Aux deux tiers du jeu, le joueur prend le pouvoir et se retrouve à gérer le royaume. Ici, il aura le choix de tenir ou non les promesses faites, d’autant plus qu’une menace arrive sur le royaume d’Albion, nécessitant des alliés puissants. Il s’agira alors de faire les choix contentant le peuple ou de répondre à d’autres impératifs. Le travail des enfants, ce serait bien de l’interdire, mais faut-il affaiblir l’industrie ?
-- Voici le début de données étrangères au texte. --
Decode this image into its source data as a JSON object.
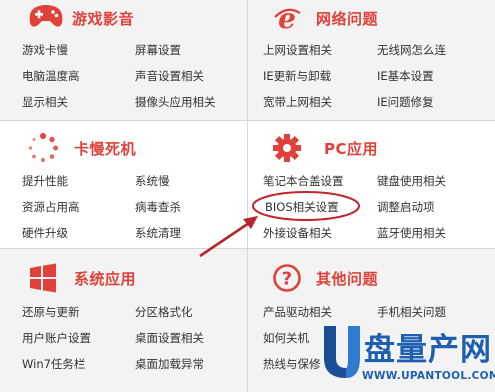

Si cette seconde partie semble bien plus intéressante, elle reste gâchée par les deux premiers tiers du jeu, ainsi que par sa jouabilité d’ensemble. Fable III est un titre avec le cul entre deux chaises :

– Il n’arrive pas à passionner par ses thèmes sérieux, il n’arrive pas non plus à amuser avec son humour potache.

– Il ne parvient pas à nous intéresser par l’évolution de son personnage, ni par son système de combat.

– Fable III ne sait pas s’il doit s’adresser à un public mature de par son monde et son histoire de fond, ou s’il doit s’adresser à des enfant de 10 ans de par ses mimiques et ses quêtes.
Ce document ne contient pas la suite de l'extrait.